道すがら落葉樹の幼木が、訪れる毎に大きく育っているのに安堵する。
木陰の斜面には、エイザンスミレやスミレサイシン、
そして、ヤマタツナミソウが所々に咲き、
緑の香水とマッチして気持よく軽やかに登って行く。
先方の斜面に切り開かれた急登を登り切ると、
地元では机と呼んでいる台地に上がる。
南面が開けたスギの植林の頭の先には、
田畑が開け、韮崎の街が春霞の中に薄らと望める。
南アルプスは梅雨前線に阻まれて、雲の中にお隠れしていた。
素晴らしい展望台であるが、あと4~5年もすれば、
植林されたスギが成長して、鬱蒼とした森に成り、残念だが展望も利かなくなるだろう。
広い左斜面は緩やかな灌木帯で山椒の木が主体である。
これ程に沢山の山椒の木が、程良い間隔で群落をつくっているのを見た事がない。
山椒好きの人間にとっては、この上ない山域だ。
赤松や落葉松の大木が所々に立ち、秋にキノコ採りに訪れるのも楽しみだ。
休む間もなく、各々が籠やポリ袋を取り出す。
鋭い刺に注意しながら、山椒の新芽を摘みだす。
風に乗って、山椒の新鮮な香りが漂い、生き返ったようだ。
私は余り移動せずに、1本の木の新芽だけを丸刈りしていた。
すると、長沢さんから『それでは量が採れない。』と言われたが、
「葉脚は煮ても、堅く食べる時に口の中に残るので葉だけを採っている。」と返答したら、
『誰彼が採ったと関係なく、収穫した全量を新鮮な内に大鍋で一旦茹で。

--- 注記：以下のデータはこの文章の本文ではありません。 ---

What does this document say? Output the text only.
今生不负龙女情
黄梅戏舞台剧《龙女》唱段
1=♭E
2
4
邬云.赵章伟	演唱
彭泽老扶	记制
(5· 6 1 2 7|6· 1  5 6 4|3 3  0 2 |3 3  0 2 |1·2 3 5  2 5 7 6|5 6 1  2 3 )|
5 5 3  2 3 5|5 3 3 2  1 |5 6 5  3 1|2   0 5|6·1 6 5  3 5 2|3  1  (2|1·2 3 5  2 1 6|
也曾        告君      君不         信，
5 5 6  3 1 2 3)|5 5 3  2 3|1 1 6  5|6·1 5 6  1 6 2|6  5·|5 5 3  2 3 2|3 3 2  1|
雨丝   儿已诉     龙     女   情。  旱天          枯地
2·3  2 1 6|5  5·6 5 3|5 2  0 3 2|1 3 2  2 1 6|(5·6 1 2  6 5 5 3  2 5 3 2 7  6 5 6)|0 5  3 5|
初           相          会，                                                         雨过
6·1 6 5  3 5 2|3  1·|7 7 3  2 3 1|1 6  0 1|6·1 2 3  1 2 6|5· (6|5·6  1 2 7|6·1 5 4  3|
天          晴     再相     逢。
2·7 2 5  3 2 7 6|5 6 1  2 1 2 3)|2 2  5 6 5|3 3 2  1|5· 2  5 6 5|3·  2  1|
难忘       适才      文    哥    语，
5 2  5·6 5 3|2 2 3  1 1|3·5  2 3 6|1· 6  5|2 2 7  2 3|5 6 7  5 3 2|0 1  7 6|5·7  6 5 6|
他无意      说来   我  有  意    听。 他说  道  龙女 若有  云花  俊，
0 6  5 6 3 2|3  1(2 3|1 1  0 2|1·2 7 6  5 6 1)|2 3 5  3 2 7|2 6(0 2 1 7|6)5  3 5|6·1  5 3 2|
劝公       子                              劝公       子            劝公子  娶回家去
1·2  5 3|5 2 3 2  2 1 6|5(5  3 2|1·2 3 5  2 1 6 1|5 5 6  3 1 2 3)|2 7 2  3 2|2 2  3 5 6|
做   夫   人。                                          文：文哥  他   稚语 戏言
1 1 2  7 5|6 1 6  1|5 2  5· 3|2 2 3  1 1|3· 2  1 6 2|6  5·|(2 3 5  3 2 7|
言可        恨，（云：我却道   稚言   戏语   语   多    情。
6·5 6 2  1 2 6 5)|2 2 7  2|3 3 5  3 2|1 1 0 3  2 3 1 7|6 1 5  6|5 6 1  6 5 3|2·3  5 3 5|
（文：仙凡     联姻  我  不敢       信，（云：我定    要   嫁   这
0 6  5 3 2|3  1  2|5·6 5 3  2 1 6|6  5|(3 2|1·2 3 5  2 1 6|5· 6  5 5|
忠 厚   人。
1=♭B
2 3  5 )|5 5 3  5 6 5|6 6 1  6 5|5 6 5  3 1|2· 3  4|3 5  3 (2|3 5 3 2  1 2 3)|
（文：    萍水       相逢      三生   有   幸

』とのこと。
それからは、三葉ほど纏めて移動しながら籠一杯に採った。
一旦休憩をして、長沢さんの奥様と娘さんを残して、兎藪に向った。
南北を低い尾根に挟まれた、ごく浅く広い沢筋の踏み跡を辿っていく。
沢筋といっても、水が流れているわけでなく、
猪のヌタ場に多少の水があった程度の湿り気で歩行には問題ない。
長沢さんの先導で、南の急傾斜の尾根に取付く。
大木の赤松の真下の藪でない木陰を選んで、
喘ぎながら進み、僅かな藪漕ぎで尾根に上がる。
更に道なき道を急登すると、北側に派生する支尾根と合流した。
ここから、明るい気持ちの良い新緑の雑木林を進むと、左右に流れる踏み跡がある。
直登すると、小広い頂きの木の枝に『兎藪』と手書きされた、
山頂標示と三角点標石があった。
眺望は無いが、緑に包まれた静かな山頂で、
素晴らしい山旅を味わう事が出来た。
下山は、北側の尾根を足取りも軽く、
長沢さんの奥様と娘さんと合流し、ロッジ山旅に戻った。
早速、大鍋で2回に分けて茹で、心に残る山椒の新芽摘みの山旅を終えた。
帰宅後、砂糖・みりん・醤油で煮込んで、完成した!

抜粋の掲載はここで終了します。